Employees – the backbone of your business
Regardless of the market you are in, skilled and competent employees are the foundation for sustainable competitiveness. The basic skill sets employers look for in a highly competitive environment include being a self-motivated team player who is smart, curious, creative and ambitious.
Businesses in the red ocean are constantly competing and coming up with innovative and disruptive technologies, making it critical to keep up with the latest tech and business trends in the industry.
In the end, the competitive advantage in a saturated and highly-competitive industry often comes down to having talent with soft skills that paper qualifications alone cannot guarantee.
According to Apple, employees who can deliver great customer service and connect with customers on a personal level are highly sought after.
This is not to say that employers in blue ocean companies do not require these skills.

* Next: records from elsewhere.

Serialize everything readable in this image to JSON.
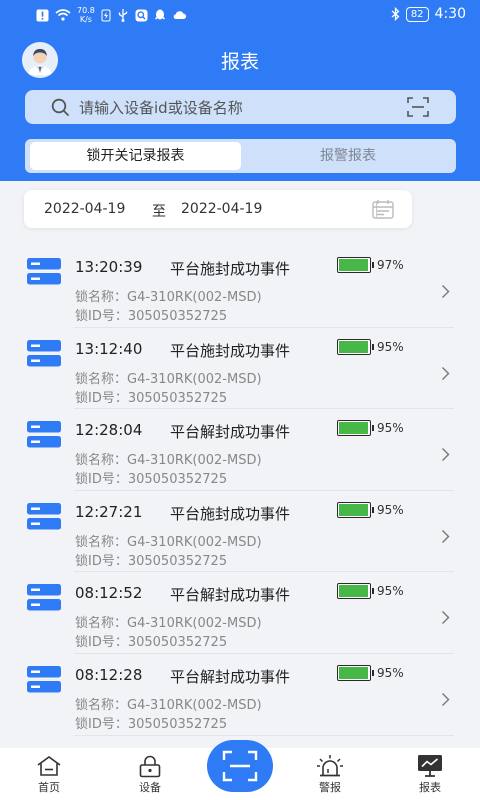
{
  "status_bar": {
    "net_speed_value": "70.8",
    "net_speed_unit": "K/s",
    "battery": "82",
    "time": "4:30"
  },
  "header": {
    "title": "报表"
  },
  "search": {
    "placeholder": "请输入设备id或设备名称"
  },
  "tabs": [
    {
      "label": "锁开关记录报表",
      "active": true
    },
    {
      "label": "报警报表",
      "active": false
    }
  ],
  "date_range": {
    "start": "2022-04-19",
    "separator": "至",
    "end": "2022-04-19"
  },
  "records": [
    {
      "time": "13:20:39",
      "event": "平台施封成功事件",
      "battery_pct": "97%",
      "battery_level": 0.97,
      "lock_name": "锁名称：G4-310RK(002-MSD)",
      "lock_id": "锁ID号：305050352725"
    },
    {
      "time": "13:12:40",
      "event": "平台施封成功事件",
      "battery_pct": "95%",
      "battery_level": 0.95,
      "lock_name": "锁名称：G4-310RK(002-MSD)",
      "lock_id": "锁ID号：305050352725"
    },
    {
      "time": "12:28:04",
      "event": "平台解封成功事件",
      "battery_pct": "95%",
      "battery_level": 0.95,
      "lock_name": "锁名称：G4-310RK(002-MSD)",
      "lock_id": "锁ID号：305050352725"
    },
    {
      "time": "12:27:21",
      "event": "平台施封成功事件",
      "battery_pct": "95%",
      "battery_level": 0.95,
      "lock_name": "锁名称：G4-310RK(002-MSD)",
      "lock_id": "锁ID号：305050352725"
    },
    {
      "time": "08:12:52",
      "event": "平台解封成功事件",
      "battery_pct": "95%",
      "battery_level": 0.95,
      "lock_name": "锁名称：G4-310RK(002-MSD)",
      "lock_id": "锁ID号：305050352725"
    },
    {
      "time": "08:12:28",
      "event": "平台解封成功事件",
      "battery_pct": "95%",
      "battery_level": 0.95,
      "lock_name": "锁名称：G4-310RK(002-MSD)",
      "lock_id": "锁ID号：305050352725"
    }
  ],
  "nav": {
    "home": "首页",
    "devices": "设备",
    "alarm": "警报",
    "report": "报表"
  },
  "colors": {
    "primary": "#2f7bf5",
    "battery_fill": "#47b747",
    "icon_blue": "#2f7bf5"
  },
  "icons": [
    "alert-icon",
    "wifi-icon",
    "charge-icon",
    "usb-icon",
    "search-app-icon",
    "qq-icon",
    "cloud-icon",
    "bluetooth-icon",
    "avatar-icon",
    "search-icon",
    "scan-icon",
    "calendar-icon",
    "server-icon",
    "battery-icon",
    "chevron-right-icon",
    "home-icon",
    "lock-icon",
    "siren-icon",
    "monitor-chart-icon"
  ]
}
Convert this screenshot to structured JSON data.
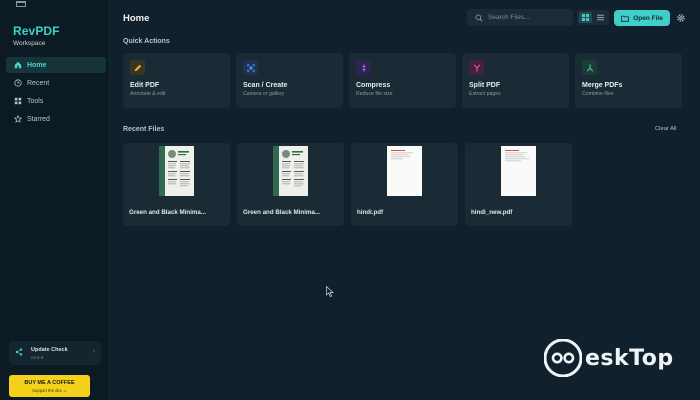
{
  "brand": {
    "title": "RevPDF",
    "subtitle": "Workspace"
  },
  "sidebar": {
    "items": [
      {
        "label": "Home",
        "icon": "home-icon",
        "active": true
      },
      {
        "label": "Recent",
        "icon": "clock-icon",
        "active": false
      },
      {
        "label": "Tools",
        "icon": "grid-icon",
        "active": false
      },
      {
        "label": "Starred",
        "icon": "star-icon",
        "active": false
      }
    ],
    "update": {
      "title": "Update Check",
      "version": "v4.5.0"
    },
    "coffee": {
      "title": "BUY ME A COFFEE",
      "subtitle": "Support the dev ☕"
    }
  },
  "header": {
    "title": "Home",
    "search_placeholder": "Search Files...",
    "open_file_label": "Open File"
  },
  "quick_actions": {
    "label": "Quick Actions",
    "items": [
      {
        "title": "Edit PDF",
        "subtitle": "Annotate & edit",
        "icon": "edit-icon",
        "color": "#e2b23a",
        "bg": "#3a3520"
      },
      {
        "title": "Scan / Create",
        "subtitle": "Camera or gallery",
        "icon": "scan-icon",
        "color": "#4a8fe6",
        "bg": "#1d3350"
      },
      {
        "title": "Compress",
        "subtitle": "Reduce file size",
        "icon": "compress-icon",
        "color": "#a070e6",
        "bg": "#2e2450"
      },
      {
        "title": "Split PDF",
        "subtitle": "Extract pages",
        "icon": "split-icon",
        "color": "#e05ab8",
        "bg": "#45213f"
      },
      {
        "title": "Merge PDFs",
        "subtitle": "Combine files",
        "icon": "merge-icon",
        "color": "#3fcfa0",
        "bg": "#1b3d38"
      }
    ]
  },
  "recent": {
    "label": "Recent Files",
    "clear_label": "Clear All",
    "files": [
      {
        "name": "Green and Black Minima...",
        "thumb": "resume"
      },
      {
        "name": "Green and Black Minima...",
        "thumb": "resume"
      },
      {
        "name": "hindi.pdf",
        "thumb": "doc"
      },
      {
        "name": "hindi_new.pdf",
        "thumb": "doc"
      }
    ]
  },
  "watermark": {
    "text": "eskTop"
  },
  "colors": {
    "accent": "#3fcfc8",
    "background": "#10202c",
    "card": "#1a2b36",
    "coffee": "#f4d21b"
  }
}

However, these companies typically hone their competitive edge through value innovation which involves creativity, strategic thinking and analytical skills.
They focus most of their resources on creating value for customers by understanding their needs more deeply rather than by pushing products and services on them.
The bottom line
Whether you are in the red or blue ocean, the most important thing is to ensure you’re constantly innovating and thinking of ways to create better value to your customers, both existing and potential ones.
Businesses are actively looking for newer ways to fully utilise the technology available to gain the upper hand in the market.
Automobile companies such as Renault-Nissan have partnered with Microsoft and Adobe’s marketing cloud platform to plug their cars to the cloud. It’ll enable the cars to host navigation data, allow drivers to predict gas usage and check on their cars remotely.
With businesses looking for new opportunities, what will be the next best innovation which can disrupt our industries and our lives?